Apa sebenarnya pandangan, visi dan pendirian
filosofis kaum anarkis? Anarkisme mengambil berbagai bentuk dan spektrum, yakni
dari Anarkisme aliran kiri dan esktrim kiri, maupun anarkisme aliran kanan
bahkan sampai anarkisme ekstrim kanan yang berwatak individualistik. Meskipun
anarkisme kelihatannya berakar pada paham kebebasan individual yang liberal,
namun lokasi konflik pahamnya justru pada pada titik yang terletak antara
negara dan masyarakat.
Meskipun terdapat berbagai aliran pemikiran kaum
anarkisme dalam berpendirian terhadap lokasi konflik Negara – masyarakat
tersebut. Namun pendirian-pendirian mereka sesungguhnya secara sederhana dapat
dikategorikan kedalam Anarki individualistik dan anarki sosialistik.
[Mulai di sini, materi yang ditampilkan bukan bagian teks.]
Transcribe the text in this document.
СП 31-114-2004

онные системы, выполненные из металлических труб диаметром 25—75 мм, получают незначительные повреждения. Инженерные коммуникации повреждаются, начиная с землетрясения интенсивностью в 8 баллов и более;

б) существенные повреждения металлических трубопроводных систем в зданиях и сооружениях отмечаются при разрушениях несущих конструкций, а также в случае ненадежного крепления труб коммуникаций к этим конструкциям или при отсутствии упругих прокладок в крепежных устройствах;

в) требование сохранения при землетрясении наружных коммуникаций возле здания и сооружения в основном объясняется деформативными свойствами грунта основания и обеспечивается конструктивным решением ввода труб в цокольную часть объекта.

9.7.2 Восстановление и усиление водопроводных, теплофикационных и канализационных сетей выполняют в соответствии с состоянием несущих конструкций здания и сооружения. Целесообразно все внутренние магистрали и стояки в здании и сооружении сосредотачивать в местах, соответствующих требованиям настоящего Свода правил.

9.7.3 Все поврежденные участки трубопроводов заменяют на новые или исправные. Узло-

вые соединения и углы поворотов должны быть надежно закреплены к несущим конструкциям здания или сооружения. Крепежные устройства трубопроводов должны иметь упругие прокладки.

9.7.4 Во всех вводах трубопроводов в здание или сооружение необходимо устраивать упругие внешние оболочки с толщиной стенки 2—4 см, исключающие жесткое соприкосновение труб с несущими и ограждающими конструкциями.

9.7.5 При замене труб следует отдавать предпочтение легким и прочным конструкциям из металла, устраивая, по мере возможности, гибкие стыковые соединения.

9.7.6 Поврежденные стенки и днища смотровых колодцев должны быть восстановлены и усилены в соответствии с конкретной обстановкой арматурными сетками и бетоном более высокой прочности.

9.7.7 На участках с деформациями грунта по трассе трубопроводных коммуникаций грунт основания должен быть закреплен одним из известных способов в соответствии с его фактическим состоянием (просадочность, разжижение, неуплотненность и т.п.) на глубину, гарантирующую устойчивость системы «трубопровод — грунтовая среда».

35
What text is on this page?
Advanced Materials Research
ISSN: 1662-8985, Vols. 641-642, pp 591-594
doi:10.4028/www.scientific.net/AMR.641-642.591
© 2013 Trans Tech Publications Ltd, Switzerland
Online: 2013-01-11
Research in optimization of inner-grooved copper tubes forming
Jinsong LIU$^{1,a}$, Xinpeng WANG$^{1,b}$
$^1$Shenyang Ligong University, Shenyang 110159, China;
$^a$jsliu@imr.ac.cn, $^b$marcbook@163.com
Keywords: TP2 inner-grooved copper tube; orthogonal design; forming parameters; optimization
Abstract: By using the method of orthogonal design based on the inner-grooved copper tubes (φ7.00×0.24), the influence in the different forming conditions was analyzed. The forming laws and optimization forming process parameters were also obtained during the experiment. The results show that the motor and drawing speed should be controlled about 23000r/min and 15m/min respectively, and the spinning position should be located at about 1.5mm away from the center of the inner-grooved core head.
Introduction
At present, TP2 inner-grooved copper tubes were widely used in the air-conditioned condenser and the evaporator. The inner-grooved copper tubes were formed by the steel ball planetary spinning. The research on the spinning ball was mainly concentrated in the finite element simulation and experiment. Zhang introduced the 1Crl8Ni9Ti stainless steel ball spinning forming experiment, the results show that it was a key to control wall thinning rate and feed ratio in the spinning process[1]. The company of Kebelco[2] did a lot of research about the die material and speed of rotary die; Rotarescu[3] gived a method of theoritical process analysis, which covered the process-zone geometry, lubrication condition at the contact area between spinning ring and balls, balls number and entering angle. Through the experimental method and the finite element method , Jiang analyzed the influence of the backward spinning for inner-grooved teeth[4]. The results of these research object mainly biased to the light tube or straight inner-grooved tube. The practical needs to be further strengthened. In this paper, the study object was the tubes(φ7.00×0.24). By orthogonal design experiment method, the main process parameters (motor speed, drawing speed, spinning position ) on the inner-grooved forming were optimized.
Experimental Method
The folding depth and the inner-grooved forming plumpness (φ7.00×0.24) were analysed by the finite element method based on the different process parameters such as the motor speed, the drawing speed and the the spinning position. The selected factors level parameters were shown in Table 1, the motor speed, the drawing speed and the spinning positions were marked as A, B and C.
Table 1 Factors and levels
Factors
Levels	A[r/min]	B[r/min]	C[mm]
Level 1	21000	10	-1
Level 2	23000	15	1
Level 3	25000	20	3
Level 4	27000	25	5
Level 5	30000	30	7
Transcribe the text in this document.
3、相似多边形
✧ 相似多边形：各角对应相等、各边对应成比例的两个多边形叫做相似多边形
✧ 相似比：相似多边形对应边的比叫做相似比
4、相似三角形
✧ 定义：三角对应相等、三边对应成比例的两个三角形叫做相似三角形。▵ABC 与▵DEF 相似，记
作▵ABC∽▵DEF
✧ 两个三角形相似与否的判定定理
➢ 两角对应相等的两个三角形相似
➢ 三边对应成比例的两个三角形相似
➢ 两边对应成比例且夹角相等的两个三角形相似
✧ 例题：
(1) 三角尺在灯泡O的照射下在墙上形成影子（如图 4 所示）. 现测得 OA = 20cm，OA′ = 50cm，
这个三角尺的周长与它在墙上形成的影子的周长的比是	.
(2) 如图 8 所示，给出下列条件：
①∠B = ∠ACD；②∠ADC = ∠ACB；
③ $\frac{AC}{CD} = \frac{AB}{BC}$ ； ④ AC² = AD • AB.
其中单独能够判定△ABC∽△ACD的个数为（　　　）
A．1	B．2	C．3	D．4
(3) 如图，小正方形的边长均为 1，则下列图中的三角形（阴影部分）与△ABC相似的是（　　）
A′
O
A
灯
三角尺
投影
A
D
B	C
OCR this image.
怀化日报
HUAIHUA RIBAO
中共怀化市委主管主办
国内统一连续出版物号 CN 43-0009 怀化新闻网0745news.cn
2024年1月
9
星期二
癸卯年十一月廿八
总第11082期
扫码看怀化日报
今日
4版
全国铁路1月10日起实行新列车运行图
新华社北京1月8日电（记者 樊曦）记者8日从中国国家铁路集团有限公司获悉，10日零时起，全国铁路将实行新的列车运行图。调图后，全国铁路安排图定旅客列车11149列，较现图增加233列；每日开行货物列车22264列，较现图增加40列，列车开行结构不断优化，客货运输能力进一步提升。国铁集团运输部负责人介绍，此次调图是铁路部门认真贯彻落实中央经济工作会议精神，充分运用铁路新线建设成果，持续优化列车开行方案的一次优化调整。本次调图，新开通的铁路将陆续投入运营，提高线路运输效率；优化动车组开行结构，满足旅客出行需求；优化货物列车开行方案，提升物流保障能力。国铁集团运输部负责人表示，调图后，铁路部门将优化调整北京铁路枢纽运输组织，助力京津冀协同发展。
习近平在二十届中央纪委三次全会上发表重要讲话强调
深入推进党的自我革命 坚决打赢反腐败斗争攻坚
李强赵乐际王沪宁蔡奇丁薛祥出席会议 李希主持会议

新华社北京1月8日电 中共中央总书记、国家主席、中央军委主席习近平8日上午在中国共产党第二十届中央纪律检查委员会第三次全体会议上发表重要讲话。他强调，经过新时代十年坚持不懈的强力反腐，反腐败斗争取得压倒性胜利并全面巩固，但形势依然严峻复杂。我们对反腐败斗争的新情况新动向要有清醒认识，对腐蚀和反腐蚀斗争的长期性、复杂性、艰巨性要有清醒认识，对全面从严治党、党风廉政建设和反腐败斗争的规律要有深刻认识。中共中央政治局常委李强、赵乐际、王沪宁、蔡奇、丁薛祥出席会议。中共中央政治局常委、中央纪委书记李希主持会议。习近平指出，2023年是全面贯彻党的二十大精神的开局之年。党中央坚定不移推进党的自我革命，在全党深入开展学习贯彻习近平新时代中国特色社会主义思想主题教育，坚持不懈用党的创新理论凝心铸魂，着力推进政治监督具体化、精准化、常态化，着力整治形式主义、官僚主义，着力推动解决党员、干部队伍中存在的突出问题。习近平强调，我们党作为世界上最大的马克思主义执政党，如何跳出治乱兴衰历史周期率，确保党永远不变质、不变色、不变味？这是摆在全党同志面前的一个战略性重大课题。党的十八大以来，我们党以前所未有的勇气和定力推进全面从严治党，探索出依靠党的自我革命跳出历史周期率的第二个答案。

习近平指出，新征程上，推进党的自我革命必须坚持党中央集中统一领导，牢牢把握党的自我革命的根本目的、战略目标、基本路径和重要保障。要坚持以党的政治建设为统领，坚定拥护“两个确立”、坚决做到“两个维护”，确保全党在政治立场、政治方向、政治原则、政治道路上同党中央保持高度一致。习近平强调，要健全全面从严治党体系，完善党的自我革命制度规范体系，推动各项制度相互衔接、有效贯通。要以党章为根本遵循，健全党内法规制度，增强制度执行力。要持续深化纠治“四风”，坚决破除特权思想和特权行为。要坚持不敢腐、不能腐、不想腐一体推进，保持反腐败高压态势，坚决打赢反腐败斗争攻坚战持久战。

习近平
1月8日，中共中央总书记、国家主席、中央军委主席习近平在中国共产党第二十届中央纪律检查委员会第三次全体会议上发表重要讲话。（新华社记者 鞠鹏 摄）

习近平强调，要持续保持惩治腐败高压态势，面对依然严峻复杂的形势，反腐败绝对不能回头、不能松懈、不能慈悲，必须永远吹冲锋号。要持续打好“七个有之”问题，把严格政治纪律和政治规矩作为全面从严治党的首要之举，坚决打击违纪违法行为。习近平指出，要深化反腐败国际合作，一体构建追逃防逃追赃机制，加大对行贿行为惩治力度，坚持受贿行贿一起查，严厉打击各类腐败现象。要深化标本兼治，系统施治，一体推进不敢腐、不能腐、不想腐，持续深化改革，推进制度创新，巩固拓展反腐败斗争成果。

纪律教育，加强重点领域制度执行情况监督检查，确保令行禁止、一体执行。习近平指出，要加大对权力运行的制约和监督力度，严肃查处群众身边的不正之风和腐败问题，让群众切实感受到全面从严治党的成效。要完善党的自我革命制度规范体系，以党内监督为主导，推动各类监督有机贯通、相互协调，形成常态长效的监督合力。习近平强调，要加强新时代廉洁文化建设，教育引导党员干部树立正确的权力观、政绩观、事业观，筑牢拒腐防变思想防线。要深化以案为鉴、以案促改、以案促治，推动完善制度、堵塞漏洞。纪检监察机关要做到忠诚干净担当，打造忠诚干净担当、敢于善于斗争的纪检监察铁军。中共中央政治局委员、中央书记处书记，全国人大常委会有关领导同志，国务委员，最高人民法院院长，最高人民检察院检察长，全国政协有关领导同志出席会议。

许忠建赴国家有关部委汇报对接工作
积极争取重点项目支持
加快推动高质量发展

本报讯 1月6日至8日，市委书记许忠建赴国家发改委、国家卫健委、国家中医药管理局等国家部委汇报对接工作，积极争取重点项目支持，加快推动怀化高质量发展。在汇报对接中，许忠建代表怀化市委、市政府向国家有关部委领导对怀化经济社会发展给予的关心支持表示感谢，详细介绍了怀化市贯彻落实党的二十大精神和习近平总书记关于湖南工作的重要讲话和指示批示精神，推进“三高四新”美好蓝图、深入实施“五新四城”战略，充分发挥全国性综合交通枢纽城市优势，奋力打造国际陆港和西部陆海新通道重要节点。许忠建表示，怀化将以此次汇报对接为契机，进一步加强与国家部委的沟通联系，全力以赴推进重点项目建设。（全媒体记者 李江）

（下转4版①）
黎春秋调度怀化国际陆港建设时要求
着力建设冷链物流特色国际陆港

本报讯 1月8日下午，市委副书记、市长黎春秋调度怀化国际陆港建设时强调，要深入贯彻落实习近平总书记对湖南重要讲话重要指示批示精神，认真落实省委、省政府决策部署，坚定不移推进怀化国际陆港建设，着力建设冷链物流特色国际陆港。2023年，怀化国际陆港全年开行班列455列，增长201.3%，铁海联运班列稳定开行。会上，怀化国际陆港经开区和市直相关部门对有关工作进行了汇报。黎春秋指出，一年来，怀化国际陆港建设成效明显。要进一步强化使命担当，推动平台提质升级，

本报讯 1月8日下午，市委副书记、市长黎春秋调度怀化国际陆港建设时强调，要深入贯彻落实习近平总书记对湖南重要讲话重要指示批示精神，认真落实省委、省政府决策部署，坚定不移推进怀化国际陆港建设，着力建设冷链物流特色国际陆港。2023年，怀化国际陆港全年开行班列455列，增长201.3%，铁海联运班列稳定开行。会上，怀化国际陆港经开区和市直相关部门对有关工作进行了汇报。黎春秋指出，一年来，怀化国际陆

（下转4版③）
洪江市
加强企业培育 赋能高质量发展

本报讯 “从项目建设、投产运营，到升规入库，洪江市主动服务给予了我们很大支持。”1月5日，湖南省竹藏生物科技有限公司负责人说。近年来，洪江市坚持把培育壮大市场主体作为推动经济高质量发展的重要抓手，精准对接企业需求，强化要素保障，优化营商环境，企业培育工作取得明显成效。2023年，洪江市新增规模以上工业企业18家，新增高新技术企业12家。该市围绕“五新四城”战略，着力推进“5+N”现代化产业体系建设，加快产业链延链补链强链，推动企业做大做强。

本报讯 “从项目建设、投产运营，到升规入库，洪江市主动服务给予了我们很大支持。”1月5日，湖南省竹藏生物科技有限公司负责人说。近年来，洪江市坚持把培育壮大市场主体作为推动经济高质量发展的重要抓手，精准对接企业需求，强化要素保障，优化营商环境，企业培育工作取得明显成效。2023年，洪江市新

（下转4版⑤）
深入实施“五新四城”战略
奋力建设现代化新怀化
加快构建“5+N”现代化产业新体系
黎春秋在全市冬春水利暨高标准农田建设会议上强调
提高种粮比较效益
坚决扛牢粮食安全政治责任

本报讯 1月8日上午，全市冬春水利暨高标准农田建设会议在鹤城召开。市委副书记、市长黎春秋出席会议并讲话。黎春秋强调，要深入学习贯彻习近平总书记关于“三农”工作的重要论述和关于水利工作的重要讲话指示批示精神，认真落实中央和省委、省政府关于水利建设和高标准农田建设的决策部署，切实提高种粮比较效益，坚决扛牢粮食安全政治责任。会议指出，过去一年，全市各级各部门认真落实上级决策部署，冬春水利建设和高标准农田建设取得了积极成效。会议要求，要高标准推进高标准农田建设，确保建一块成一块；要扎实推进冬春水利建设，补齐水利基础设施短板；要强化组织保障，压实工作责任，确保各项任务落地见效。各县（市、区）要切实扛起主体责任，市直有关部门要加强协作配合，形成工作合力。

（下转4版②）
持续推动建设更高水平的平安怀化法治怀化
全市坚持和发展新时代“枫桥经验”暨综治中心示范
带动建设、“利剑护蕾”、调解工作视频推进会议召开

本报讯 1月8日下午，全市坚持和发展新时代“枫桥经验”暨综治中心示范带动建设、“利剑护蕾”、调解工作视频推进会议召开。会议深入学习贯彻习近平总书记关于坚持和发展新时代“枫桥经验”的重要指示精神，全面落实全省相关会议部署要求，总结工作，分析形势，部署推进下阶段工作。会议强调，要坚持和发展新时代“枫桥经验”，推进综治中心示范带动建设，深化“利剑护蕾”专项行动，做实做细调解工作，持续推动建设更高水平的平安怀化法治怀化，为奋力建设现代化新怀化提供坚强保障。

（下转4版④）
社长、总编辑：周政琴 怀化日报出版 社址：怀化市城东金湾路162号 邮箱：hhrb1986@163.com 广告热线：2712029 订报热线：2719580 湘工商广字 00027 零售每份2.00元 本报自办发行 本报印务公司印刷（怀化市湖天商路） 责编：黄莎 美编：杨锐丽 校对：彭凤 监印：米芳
Anarki
Individualistik berangkat dari cita-cita kebabasan individual, serta berpangkal
juga dari kedaulatan individual atas pemilikan harta dan kekayaan pribadi,
serta pemilikan privat. Dengan demikian arah anarki individualis ini adalah suatu
bentuk dari anarki kapitalisme.
Sementara anarki kiri yang berwatak sosialistik
justru berangkat dari penolakan kekayaan pribadi dan negara yang menurut mereka
sebagai sumber penyebab dari ketidakadilan sosial. Golongan anarki ini justru
berpendirian perlunya pembatasan kekuasaan dan keperkasaan negara atas individu
dalam kelompok kelompok masyarakat. Pendek kata paham ini adalah perkawinan
antara paham bercorak liberalistik dan sosialisme. Itulah mereka juga disebut
sebagai Sosialisme Libertarian.
Kalau kita telaah perkembangan pemikiran dan
gerakannya, Anarkisme sudah lama sekali berkembang dan pemikiran tersebut
masing berkembang hingga saat ini dengan nama, gaya dan bentuk yang
berbeda-beda. Meskipun sudah lama berkembang, misalnya William Godwin telah
melontarkan gagasan yang diduga menjadi inspirasi paham Kooperasi sosialis
model Owen, namun membincangkan paham anarkisme tidak dapat melupakan bagitu
saja tokoh pemikir Proudhon yang pada dasarnya mengadaaopsi gagaan koperasi
sosialis. Dia melihat bahwa kekuasaan negara dan kekuasaan Modal adalah
sinonim, sehingga mustahil baginya menggunakan negara untuk memperjuangan kaum
proletar.
Belakangan Bakunin melanjutkan gagasan tersebut,
bedanya Bakunin menempuh jalan pengambilalihan secara revolusioner dan kekerasan
untuk membangun kolektivisme. Peter Kropotkin salah seorang pengikutnya Bakunin
melanjutkan gagasan tersebut secara lebih komunistik, yakni dengan menganjurkan
gagasan “segala sesuatu milik setiap orang, dan pembagian didasarkan pada
kebutuhan tertentu masing-masing.
Menurut Jeremy Jennings (dalam Eatwall dan Wright,
2001:180) anarkisme sebagai suatu doktrin mencapai perkembangan puncaknya pada
dasawarsa awal abad ke-20, namun asal usulnya tertanam dalam sejarah Eropa dan
diungkapkan dalam perpaduan “penyimpangan dan nalar” yang unik oleh
James Loll dalam Anarchist. “Penyimpangan dan nalar” dalam
terminologi James Loll ini merujuk pada tatanan masyarakat Eropa abad
pertengahan pasca Renaisans yang melahirkan begitu banyak sempalan kepercayaan
religius dalam aliran agama Kristen dan pemikiran-pemikiran filsafat rasional.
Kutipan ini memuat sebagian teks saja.